On Highway 4, west of Holly Springs, is Junior Kimbrough's juke joint. If you saw it driving by, you would just keep on going, for it looks like a shack with a rusty tin roof. We stopped and talked with Kenny Malone, Junior's son, who was sweeping out the place for that night's live music. He now runs the place and plays drums with the house band, The Soul Blues Boys. Kenny said the building is about two years old and was originally a roadside country store. Then it was a residence and finally became a juke joint for Kimbrough's regular Sunday parties. We had planned to drive up to Memphis and "do" Beale Street that night, but we chose the path less traveled and returned to Junior's Place at about 9:30. Cars filled the dirt lot and spilled out onto the road, with people hanging out, enjoying themselves. Upon walking through the pair of swinging doors, we found ourselves in a colorful room, with photographs, posters and curious scenes painted on the walls. Intimate alcoves with couches and chairs were on each side, while the band played in one alcove near the front.

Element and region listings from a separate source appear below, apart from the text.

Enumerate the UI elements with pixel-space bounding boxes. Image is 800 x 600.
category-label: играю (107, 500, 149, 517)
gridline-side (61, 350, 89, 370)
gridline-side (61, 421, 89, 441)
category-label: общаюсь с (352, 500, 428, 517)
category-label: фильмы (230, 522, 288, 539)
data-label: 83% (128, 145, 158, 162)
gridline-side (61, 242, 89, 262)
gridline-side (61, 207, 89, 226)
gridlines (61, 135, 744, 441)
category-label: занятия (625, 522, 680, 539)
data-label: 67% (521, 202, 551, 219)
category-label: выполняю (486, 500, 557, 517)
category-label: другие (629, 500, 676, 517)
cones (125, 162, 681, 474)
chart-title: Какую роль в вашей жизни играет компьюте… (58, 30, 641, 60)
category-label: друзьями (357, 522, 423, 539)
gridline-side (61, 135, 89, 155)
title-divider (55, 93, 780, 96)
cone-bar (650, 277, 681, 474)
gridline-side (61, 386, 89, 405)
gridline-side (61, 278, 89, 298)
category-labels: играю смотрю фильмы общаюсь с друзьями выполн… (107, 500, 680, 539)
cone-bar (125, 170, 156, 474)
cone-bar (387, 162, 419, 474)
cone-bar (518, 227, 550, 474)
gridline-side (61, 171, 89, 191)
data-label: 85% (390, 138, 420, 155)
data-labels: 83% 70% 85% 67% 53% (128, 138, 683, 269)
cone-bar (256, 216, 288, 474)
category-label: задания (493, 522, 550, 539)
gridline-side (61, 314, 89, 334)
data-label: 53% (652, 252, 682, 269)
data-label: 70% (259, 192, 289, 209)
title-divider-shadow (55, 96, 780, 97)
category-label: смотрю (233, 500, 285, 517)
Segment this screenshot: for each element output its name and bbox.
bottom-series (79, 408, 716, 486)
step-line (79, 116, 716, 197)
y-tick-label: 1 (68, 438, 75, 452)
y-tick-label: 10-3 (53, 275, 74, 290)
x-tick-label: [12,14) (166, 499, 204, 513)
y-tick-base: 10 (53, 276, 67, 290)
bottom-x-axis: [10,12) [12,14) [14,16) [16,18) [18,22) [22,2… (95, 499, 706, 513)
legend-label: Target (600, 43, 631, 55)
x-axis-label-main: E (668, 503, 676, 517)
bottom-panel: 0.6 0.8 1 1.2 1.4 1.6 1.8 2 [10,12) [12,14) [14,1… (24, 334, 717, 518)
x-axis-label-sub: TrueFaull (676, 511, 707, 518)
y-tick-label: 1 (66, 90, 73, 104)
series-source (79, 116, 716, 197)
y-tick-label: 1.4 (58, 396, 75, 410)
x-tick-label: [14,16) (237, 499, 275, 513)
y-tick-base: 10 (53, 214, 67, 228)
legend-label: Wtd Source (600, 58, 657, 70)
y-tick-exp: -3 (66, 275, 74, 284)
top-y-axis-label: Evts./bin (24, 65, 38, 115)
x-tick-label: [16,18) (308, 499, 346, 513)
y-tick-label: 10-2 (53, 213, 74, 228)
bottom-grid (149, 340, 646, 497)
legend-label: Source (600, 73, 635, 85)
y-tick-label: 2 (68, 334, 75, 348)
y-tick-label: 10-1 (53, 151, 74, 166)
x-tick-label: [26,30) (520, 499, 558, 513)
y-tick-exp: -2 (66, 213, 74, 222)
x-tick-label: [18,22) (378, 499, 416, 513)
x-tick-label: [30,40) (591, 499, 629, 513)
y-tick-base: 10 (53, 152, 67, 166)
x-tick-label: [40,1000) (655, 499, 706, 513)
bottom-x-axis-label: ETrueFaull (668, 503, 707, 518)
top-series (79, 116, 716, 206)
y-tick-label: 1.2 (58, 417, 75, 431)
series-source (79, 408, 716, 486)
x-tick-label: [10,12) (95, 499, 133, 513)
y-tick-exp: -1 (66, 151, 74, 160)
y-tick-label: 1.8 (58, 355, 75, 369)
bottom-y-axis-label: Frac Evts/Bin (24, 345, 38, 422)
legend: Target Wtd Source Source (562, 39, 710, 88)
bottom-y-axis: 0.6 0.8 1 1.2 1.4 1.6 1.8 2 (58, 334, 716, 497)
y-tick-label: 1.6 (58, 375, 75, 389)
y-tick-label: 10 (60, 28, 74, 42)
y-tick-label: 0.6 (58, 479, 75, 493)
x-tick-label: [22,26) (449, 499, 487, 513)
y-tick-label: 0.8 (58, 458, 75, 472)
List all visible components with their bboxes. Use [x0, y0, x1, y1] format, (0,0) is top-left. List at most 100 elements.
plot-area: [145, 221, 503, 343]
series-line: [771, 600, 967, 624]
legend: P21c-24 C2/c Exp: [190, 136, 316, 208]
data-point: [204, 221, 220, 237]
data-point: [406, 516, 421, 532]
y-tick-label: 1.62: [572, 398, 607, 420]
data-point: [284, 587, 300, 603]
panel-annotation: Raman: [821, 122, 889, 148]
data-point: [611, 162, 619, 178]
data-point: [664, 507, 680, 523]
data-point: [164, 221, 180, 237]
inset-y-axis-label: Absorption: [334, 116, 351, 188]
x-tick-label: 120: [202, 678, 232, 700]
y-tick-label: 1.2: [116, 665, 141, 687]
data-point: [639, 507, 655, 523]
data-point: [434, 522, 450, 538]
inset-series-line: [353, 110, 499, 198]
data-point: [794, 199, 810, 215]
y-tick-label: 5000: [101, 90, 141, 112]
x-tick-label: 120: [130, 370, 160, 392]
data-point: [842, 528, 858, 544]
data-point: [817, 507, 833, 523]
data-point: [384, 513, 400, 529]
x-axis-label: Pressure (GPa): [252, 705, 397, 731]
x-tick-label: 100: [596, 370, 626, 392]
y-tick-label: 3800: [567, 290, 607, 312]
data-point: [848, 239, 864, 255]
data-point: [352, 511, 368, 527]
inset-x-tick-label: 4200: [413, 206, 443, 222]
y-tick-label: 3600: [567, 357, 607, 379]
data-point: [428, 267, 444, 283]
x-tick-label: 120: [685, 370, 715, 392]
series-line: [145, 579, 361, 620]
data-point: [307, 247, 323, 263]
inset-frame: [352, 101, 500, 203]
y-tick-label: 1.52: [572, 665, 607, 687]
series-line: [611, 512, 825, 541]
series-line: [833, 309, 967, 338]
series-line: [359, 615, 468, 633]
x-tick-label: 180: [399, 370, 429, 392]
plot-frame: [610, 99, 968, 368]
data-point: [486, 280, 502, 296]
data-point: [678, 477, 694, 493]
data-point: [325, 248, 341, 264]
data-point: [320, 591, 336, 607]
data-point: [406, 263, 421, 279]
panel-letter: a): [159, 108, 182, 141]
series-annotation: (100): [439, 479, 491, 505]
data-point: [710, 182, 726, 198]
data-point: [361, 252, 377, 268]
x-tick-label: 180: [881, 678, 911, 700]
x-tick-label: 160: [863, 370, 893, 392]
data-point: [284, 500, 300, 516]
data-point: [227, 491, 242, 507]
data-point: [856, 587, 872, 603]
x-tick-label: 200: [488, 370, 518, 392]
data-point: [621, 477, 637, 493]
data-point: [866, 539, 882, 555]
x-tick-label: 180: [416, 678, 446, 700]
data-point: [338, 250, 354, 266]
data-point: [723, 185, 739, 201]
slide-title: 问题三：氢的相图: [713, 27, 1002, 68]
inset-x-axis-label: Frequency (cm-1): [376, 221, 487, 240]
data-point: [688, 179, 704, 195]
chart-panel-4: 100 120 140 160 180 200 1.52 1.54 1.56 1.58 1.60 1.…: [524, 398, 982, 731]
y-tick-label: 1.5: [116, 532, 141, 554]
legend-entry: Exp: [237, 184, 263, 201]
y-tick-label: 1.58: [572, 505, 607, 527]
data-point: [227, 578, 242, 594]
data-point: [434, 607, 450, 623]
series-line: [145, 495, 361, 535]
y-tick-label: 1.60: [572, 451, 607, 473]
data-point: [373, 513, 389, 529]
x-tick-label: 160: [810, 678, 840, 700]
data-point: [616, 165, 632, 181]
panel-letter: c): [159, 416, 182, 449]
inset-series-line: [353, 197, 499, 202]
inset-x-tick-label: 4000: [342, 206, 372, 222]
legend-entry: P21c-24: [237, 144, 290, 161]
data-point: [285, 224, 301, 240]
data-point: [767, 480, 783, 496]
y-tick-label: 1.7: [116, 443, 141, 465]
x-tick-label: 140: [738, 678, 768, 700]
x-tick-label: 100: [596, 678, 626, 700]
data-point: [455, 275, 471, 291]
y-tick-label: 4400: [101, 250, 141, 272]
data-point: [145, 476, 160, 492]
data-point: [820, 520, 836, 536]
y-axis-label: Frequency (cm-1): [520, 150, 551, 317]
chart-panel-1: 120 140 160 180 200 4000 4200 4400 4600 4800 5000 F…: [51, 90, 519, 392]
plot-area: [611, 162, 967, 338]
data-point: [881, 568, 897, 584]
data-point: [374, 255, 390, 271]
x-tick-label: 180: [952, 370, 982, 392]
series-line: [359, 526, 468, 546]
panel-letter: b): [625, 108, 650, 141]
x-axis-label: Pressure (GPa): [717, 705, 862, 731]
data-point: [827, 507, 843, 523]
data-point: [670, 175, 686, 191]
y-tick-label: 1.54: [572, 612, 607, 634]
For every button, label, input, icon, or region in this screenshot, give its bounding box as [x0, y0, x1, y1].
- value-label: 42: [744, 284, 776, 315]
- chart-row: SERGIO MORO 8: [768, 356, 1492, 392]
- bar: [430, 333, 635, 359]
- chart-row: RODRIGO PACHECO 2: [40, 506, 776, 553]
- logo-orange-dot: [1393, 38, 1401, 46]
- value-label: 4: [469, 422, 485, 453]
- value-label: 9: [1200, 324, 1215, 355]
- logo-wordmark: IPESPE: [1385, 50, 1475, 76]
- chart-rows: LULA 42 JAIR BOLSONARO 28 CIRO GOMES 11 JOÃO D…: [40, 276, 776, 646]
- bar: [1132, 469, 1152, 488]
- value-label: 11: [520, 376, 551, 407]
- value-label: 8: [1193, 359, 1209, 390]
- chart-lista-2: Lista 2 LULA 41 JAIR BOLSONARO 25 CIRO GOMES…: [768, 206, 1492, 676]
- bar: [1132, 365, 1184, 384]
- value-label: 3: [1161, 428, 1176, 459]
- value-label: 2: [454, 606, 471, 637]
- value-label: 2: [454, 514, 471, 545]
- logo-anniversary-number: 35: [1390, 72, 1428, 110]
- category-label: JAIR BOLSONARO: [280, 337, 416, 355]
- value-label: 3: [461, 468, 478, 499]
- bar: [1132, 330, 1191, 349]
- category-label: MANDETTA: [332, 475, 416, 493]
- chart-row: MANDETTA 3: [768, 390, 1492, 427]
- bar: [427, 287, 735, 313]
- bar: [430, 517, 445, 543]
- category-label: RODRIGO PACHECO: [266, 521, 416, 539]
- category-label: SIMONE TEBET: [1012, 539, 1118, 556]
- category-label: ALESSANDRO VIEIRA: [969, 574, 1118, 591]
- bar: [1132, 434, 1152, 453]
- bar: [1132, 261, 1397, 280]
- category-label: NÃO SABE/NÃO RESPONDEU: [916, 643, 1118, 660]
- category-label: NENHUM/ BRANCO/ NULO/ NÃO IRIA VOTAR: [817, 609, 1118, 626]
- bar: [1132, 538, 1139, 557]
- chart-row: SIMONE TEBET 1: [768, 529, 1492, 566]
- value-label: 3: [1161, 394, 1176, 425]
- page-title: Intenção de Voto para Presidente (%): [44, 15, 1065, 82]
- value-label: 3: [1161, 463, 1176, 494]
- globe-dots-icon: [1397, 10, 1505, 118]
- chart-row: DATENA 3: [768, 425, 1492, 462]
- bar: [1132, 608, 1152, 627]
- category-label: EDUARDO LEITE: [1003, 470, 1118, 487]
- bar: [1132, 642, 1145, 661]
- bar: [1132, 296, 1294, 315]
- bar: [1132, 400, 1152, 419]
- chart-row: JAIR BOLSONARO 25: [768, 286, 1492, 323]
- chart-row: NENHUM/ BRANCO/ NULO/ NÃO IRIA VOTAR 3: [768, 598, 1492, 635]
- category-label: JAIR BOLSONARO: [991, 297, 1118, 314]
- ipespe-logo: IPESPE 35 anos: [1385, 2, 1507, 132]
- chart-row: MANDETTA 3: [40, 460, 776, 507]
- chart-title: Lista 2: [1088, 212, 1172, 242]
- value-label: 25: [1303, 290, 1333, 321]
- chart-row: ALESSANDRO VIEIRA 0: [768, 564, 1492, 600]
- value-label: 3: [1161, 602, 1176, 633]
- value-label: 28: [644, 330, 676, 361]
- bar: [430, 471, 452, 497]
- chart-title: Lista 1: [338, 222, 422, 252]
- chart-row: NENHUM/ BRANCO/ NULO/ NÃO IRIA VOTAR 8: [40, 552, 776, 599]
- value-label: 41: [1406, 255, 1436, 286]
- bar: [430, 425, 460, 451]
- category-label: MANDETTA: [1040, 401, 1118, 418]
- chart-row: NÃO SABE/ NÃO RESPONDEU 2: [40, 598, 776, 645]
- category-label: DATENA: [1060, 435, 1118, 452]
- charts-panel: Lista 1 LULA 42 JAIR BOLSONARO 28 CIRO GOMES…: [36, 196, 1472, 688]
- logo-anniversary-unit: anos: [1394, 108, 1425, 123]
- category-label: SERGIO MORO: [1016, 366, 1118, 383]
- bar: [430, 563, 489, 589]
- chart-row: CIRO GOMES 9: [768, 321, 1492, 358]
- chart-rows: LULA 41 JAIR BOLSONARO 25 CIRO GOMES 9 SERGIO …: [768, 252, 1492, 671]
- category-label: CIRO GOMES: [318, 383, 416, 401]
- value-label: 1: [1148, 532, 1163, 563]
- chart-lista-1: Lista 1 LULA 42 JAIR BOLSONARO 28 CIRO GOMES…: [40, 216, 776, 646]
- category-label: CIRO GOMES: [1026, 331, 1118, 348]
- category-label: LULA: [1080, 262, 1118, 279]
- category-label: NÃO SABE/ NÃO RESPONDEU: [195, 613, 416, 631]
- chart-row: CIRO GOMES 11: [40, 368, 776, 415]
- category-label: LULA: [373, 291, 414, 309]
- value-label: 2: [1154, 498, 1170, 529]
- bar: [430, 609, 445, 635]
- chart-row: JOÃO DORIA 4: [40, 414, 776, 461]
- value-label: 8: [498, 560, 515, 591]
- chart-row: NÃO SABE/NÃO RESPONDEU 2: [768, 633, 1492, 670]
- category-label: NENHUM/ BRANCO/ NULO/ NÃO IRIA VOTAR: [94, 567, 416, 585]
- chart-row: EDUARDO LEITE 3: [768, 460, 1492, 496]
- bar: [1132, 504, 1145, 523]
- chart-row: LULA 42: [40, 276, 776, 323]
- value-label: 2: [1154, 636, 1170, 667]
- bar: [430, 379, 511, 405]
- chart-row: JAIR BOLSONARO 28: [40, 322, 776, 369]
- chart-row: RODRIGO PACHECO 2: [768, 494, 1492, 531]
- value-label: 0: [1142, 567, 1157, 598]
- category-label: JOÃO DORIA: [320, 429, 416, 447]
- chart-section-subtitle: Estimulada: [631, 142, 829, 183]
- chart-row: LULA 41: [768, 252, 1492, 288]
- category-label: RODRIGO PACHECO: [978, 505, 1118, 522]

The regular crowd started to drift in and a quarter ante pool games was underway. The music stared around 10:30, with Kenny on drums and Gary Burnside on bass. The music was mostly rhythm and blues, until a young white guitarist/singer named Mike showed up and got the band on track, playing Junior's style of moaning, droning blues.
Everyone needs to experience a Sunday night at Juniors', as it reminded me of the Pleasure Inn during the Eighties, only more primitive and countrified.